Галя любит рассказывать о школе, о своих уроках. Не завидует Олекса ее ученикам. «Ох и сорвиголовы, ох и неслухи, — жалуется Галя. — А один так словно вьюн. «Петренко, — говорю, — не оглядывайся». И только глаза в журнал, он уже раз — и в чужую тетрадь. Тогда подхожу, беру его за руку выше локтя да как стисну. «Ты будешь, Петренко, оглядываться?» А то повезла их в прошлом году в Моринцы, на родину Тараса Шевченко. Набралась горя. Тот заблудился, тот отстал. А улеглись спать, — мы в школе ночевали, — опять шалости: Подняли бучу. Я заводилу поймала. И такое меня зло взяло. «Ах, ты!» — говорю... А он как завизжит!.. Я даже испугалась: наберешься с ними горя».

Галя — новогребельская. Здесь она работала, институт кончала заочно. «Это ли тот человек, к которому советует приглядываться Федор Лукьянович?» — украдкой ощупывает насмешливым взглядом Галю Олекса.

«А может, эти ее россказни, шутки — еще не вся она? — вдруг вспыхивает в голове Олексы блуждающий огонек. — Иначе за что же ее любят дети? Идет из школы, будто маком ими усыпанная. Рассказывает, как намучилась в Моринцах. А нынешним летом в Киев учеников возила. Да, наверное, в ней что-то есть. Она любит детей, любит свою работу. Что-то есть... И в ней и в Яринке.

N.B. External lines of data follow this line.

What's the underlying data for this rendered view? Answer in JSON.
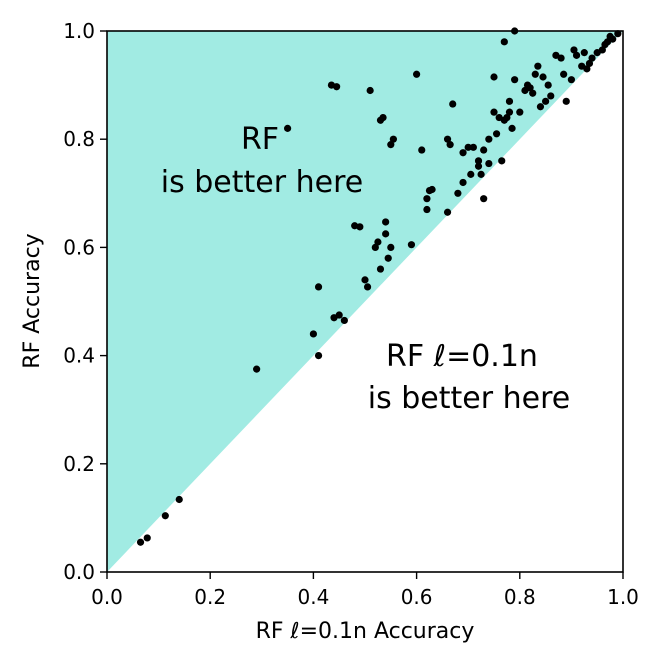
{
  "chart_data": {
    "type": "scatter",
    "title": "",
    "xlabel": "RF ℓ=0.1n Accuracy",
    "ylabel": "RF Accuracy",
    "xlim": [
      0.0,
      1.0
    ],
    "ylim": [
      0.0,
      1.0
    ],
    "x_ticks": [
      "0.0",
      "0.2",
      "0.4",
      "0.6",
      "0.8",
      "1.0"
    ],
    "y_ticks": [
      "0.0",
      "0.2",
      "0.4",
      "0.6",
      "0.8",
      "1.0"
    ],
    "grid": false,
    "region_color": "#a1ebe3",
    "point_color": "#000000",
    "annotations": {
      "upper_region": [
        "RF",
        "is better here"
      ],
      "lower_region": [
        "RF ℓ=0.1n",
        "is better here"
      ]
    },
    "points": [
      [
        0.065,
        0.055
      ],
      [
        0.078,
        0.063
      ],
      [
        0.113,
        0.104
      ],
      [
        0.14,
        0.134
      ],
      [
        0.29,
        0.375
      ],
      [
        0.35,
        0.82
      ],
      [
        0.4,
        0.44
      ],
      [
        0.41,
        0.4
      ],
      [
        0.41,
        0.527
      ],
      [
        0.435,
        0.9
      ],
      [
        0.445,
        0.897
      ],
      [
        0.44,
        0.47
      ],
      [
        0.45,
        0.475
      ],
      [
        0.46,
        0.465
      ],
      [
        0.48,
        0.64
      ],
      [
        0.49,
        0.638
      ],
      [
        0.5,
        0.54
      ],
      [
        0.505,
        0.527
      ],
      [
        0.51,
        0.89
      ],
      [
        0.52,
        0.6
      ],
      [
        0.525,
        0.61
      ],
      [
        0.53,
        0.56
      ],
      [
        0.53,
        0.835
      ],
      [
        0.535,
        0.84
      ],
      [
        0.54,
        0.625
      ],
      [
        0.54,
        0.647
      ],
      [
        0.545,
        0.58
      ],
      [
        0.55,
        0.6
      ],
      [
        0.55,
        0.79
      ],
      [
        0.555,
        0.8
      ],
      [
        0.59,
        0.605
      ],
      [
        0.6,
        0.92
      ],
      [
        0.61,
        0.78
      ],
      [
        0.62,
        0.67
      ],
      [
        0.62,
        0.69
      ],
      [
        0.625,
        0.705
      ],
      [
        0.63,
        0.707
      ],
      [
        0.66,
        0.665
      ],
      [
        0.66,
        0.8
      ],
      [
        0.665,
        0.79
      ],
      [
        0.67,
        0.865
      ],
      [
        0.68,
        0.7
      ],
      [
        0.69,
        0.72
      ],
      [
        0.69,
        0.775
      ],
      [
        0.7,
        0.785
      ],
      [
        0.705,
        0.735
      ],
      [
        0.71,
        0.785
      ],
      [
        0.72,
        0.75
      ],
      [
        0.72,
        0.76
      ],
      [
        0.725,
        0.735
      ],
      [
        0.73,
        0.69
      ],
      [
        0.73,
        0.78
      ],
      [
        0.74,
        0.755
      ],
      [
        0.74,
        0.8
      ],
      [
        0.75,
        0.85
      ],
      [
        0.75,
        0.915
      ],
      [
        0.755,
        0.81
      ],
      [
        0.76,
        0.84
      ],
      [
        0.765,
        0.76
      ],
      [
        0.77,
        0.98
      ],
      [
        0.77,
        0.835
      ],
      [
        0.775,
        0.84
      ],
      [
        0.78,
        0.85
      ],
      [
        0.78,
        0.87
      ],
      [
        0.785,
        0.82
      ],
      [
        0.79,
        0.91
      ],
      [
        0.79,
        1.0
      ],
      [
        0.8,
        0.85
      ],
      [
        0.81,
        0.89
      ],
      [
        0.815,
        0.9
      ],
      [
        0.82,
        0.895
      ],
      [
        0.825,
        0.885
      ],
      [
        0.83,
        0.92
      ],
      [
        0.835,
        0.935
      ],
      [
        0.84,
        0.86
      ],
      [
        0.845,
        0.915
      ],
      [
        0.85,
        0.87
      ],
      [
        0.855,
        0.9
      ],
      [
        0.86,
        0.88
      ],
      [
        0.87,
        0.955
      ],
      [
        0.88,
        0.95
      ],
      [
        0.885,
        0.92
      ],
      [
        0.89,
        0.87
      ],
      [
        0.9,
        0.91
      ],
      [
        0.905,
        0.965
      ],
      [
        0.91,
        0.955
      ],
      [
        0.92,
        0.935
      ],
      [
        0.925,
        0.96
      ],
      [
        0.93,
        0.93
      ],
      [
        0.935,
        0.94
      ],
      [
        0.94,
        0.95
      ],
      [
        0.95,
        0.96
      ],
      [
        0.96,
        0.965
      ],
      [
        0.965,
        0.975
      ],
      [
        0.97,
        0.98
      ],
      [
        0.975,
        0.99
      ],
      [
        0.98,
        0.985
      ],
      [
        0.99,
        0.995
      ]
    ]
  }
}
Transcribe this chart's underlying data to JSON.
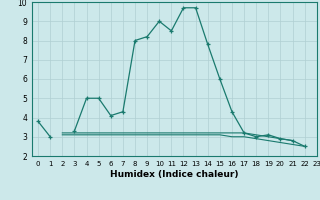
{
  "xlabel": "Humidex (Indice chaleur)",
  "x": [
    0,
    1,
    2,
    3,
    4,
    5,
    6,
    7,
    8,
    9,
    10,
    11,
    12,
    13,
    14,
    15,
    16,
    17,
    18,
    19,
    20,
    21,
    22,
    23
  ],
  "line1": [
    3.8,
    3.0,
    null,
    3.3,
    5.0,
    5.0,
    4.1,
    4.3,
    8.0,
    8.2,
    9.0,
    8.5,
    9.7,
    9.7,
    7.8,
    6.0,
    4.3,
    3.2,
    3.0,
    3.1,
    2.9,
    2.8,
    2.5,
    null
  ],
  "line2": [
    null,
    null,
    3.1,
    3.1,
    3.1,
    3.1,
    3.1,
    3.1,
    3.1,
    3.1,
    3.1,
    3.1,
    3.1,
    3.1,
    3.1,
    3.1,
    3.0,
    3.0,
    2.9,
    2.8,
    2.7,
    2.6,
    2.5,
    null
  ],
  "line3": [
    null,
    null,
    3.2,
    3.2,
    3.2,
    3.2,
    3.2,
    3.2,
    3.2,
    3.2,
    3.2,
    3.2,
    3.2,
    3.2,
    3.2,
    3.2,
    3.2,
    3.2,
    3.1,
    3.0,
    2.9,
    2.8,
    null,
    null
  ],
  "line_color": "#1a7a6e",
  "bg_color": "#cce8ea",
  "grid_color": "#b0cfd2",
  "xlim": [
    -0.5,
    23
  ],
  "ylim": [
    2,
    10
  ],
  "yticks": [
    2,
    3,
    4,
    5,
    6,
    7,
    8,
    9,
    10
  ],
  "xticks": [
    0,
    1,
    2,
    3,
    4,
    5,
    6,
    7,
    8,
    9,
    10,
    11,
    12,
    13,
    14,
    15,
    16,
    17,
    18,
    19,
    20,
    21,
    22,
    23
  ]
}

Яринка как раз о чем-то спорит с режиссером — завучем школы Иваном Борисовичем. «А я хочу потихоньку войти. Так лучше...», — говорит она. И Олекса мысленно соглашается с нею: так лучше. Он и Яринку боится. Только не так, как Галю. Он часто разговаривает с нею в мыслях. И странные к нему тогда приходят слова. Уже сказанные кем-то или еще не сказанные?

Но иногда, чаще вечерами, представляет он ее иначе. Над речкой, в венке из белых лилий. Она зовет его, манит в густые камыши. А утром просыпается, и ему становится стыдно перед Яринкой и перед Оксаной.